Seq Scan on orders o  (cost=0.00..98456.00 rows=1245000)
  Filter: (order_date >= '2024-01-01' AND order_date <= '2024-12-31')
  Rows Removed by Filter: 3755000
Hash Join  (cost=98456.00..245678.00 rows=3200000)
Sort  (cost=312456.00..312460.00 rows=8500)
  Sort Method: external merge  Disk: 4096kB

Issues identified:

•Sequential scan on orders — no index on order_date
•Implicit join syntax hides join order from optimizer
•Sort spilling to disk due to insufficient work_mem

Optimized query:

sql

-- Step 1: Create index (one-time)
CREATE INDEX idx_orders_date ON orders (order_date)
    INCLUDE (order_id);

-- Step 2: Rewrite with explicit joins and date index hint
SELECT
    p.product_name,
    SUM(oi.quantity * oi.unit_price) AS revenue
FROM orders o
JOIN order_items oi ON o.order_id = oi.order_id
JOIN products p ON oi.product_id = p.product_id
WHERE o.order_date BETWEEN '2024-01-01' AND '2024-12-31'
GROUP BY p.product_name
ORDER BY revenue DESC;

-- After optimization: 0.34 seconds (36x faster)
-- EXPLAIN now shows:
-- Index Scan on idx_orders_date (rows=1245000, actual=1243892)
-- Merge Join (cost reduced by 85%)
-- Sort Method: quicksort  Memory: 512kB

Best Practices

•Always use explicit JOIN syntax instead of comma-separated implicit joins — it makes intent clear and prevents accidental cross joins.
•Alias every table and every computed column for readability and to avoid ambiguity in complex queries.
•Use CTEs to break complex queries into named, logical steps rather than deeply nesting subqueries.
•Filter early: place WHERE conditions on the driving table to reduce the dataset before joins amplify row counts.
•Prefer COUNT(DISTINCT col) over COUNT(*) on joined tables to avoid inflated counts from one-to-many relationships.
•Always test generated queries against the actual schema before presenting them as final — column names and types in natural language descriptions often differ from the real DDL.

Edge Cases

•Ambiguous column names.
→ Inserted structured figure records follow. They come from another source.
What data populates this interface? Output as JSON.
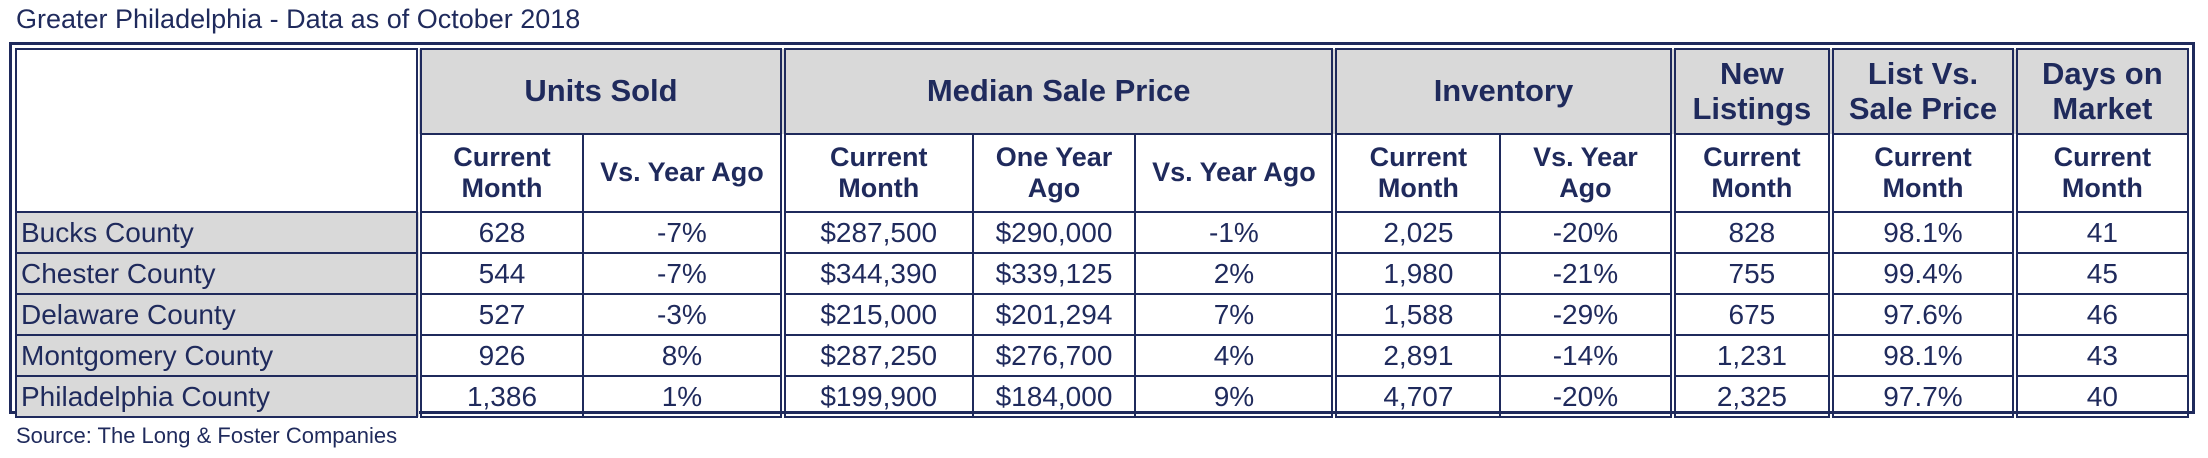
{
  "title": "Greater Philadelphia - Data as of October 2018",
  "source": "Source: The Long & Foster Companies",
  "table": {
    "group_headers": {
      "units_sold": "Units Sold",
      "median_sale_price": "Median Sale Price",
      "inventory": "Inventory",
      "new_listings": "New Listings",
      "list_vs_sale": "List Vs. Sale Price",
      "days_on_market": "Days on Market"
    },
    "sub_headers": {
      "current_month": "Current Month",
      "vs_year_ago": "Vs. Year Ago",
      "one_year_ago": "One Year Ago"
    },
    "rows": [
      {
        "name": "Bucks County",
        "units_current": "628",
        "units_vs": "-7%",
        "price_current": "$287,500",
        "price_year_ago": "$290,000",
        "price_vs": "-1%",
        "inv_current": "2,025",
        "inv_vs": "-20%",
        "new_listings": "828",
        "list_vs_sale": "98.1%",
        "days": "41"
      },
      {
        "name": "Chester County",
        "units_current": "544",
        "units_vs": "-7%",
        "price_current": "$344,390",
        "price_year_ago": "$339,125",
        "price_vs": "2%",
        "inv_current": "1,980",
        "inv_vs": "-21%",
        "new_listings": "755",
        "list_vs_sale": "99.4%",
        "days": "45"
      },
      {
        "name": "Delaware County",
        "units_current": "527",
        "units_vs": "-3%",
        "price_current": "$215,000",
        "price_year_ago": "$201,294",
        "price_vs": "7%",
        "inv_current": "1,588",
        "inv_vs": "-29%",
        "new_listings": "675",
        "list_vs_sale": "97.6%",
        "days": "46"
      },
      {
        "name": "Montgomery County",
        "units_current": "926",
        "units_vs": "8%",
        "price_current": "$287,250",
        "price_year_ago": "$276,700",
        "price_vs": "4%",
        "inv_current": "2,891",
        "inv_vs": "-14%",
        "new_listings": "1,231",
        "list_vs_sale": "98.1%",
        "days": "43"
      },
      {
        "name": "Philadelphia County",
        "units_current": "1,386",
        "units_vs": "1%",
        "price_current": "$199,900",
        "price_year_ago": "$184,000",
        "price_vs": "9%",
        "inv_current": "4,707",
        "inv_vs": "-20%",
        "new_listings": "2,325",
        "list_vs_sale": "97.7%",
        "days": "40"
      }
    ]
  },
  "colors": {
    "text": "#1f2a5c",
    "header_fill": "#d9d9d9",
    "border": "#1f2a5c"
  }
}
When multiple tables have a column with the same name (e.g., id, name, status), always qualify with the table alias. Prompt the user for clarification if the natural language request is genuinely ambiguous.
•NULL handling in aggregations. SUM, AVG, and COUNT(col) silently ignore NULLs. When NULLs are meaningful (e.g., "no sale"), use COALESCE(col, 0) before aggregating and note the assumption.
•Division by zero in calculated metrics. Wrap denominators with NULLIF(denominator, 0) to return NULL instead of an error, then handle the NULL in the presentation layer.
•Date/time zone mismatches. When filtering by date on a timestamp column, be explicit about boundaries: use >= '2024-01-01' AND < '2025-01-01' instead of BETWEEN, which includes the end boundary's midnight.
•Very large result sets. Always include LIMIT in exploratory queries. For production queries, add pagination with OFFSET/FETCH or keyset pagination for better performance on deep pages.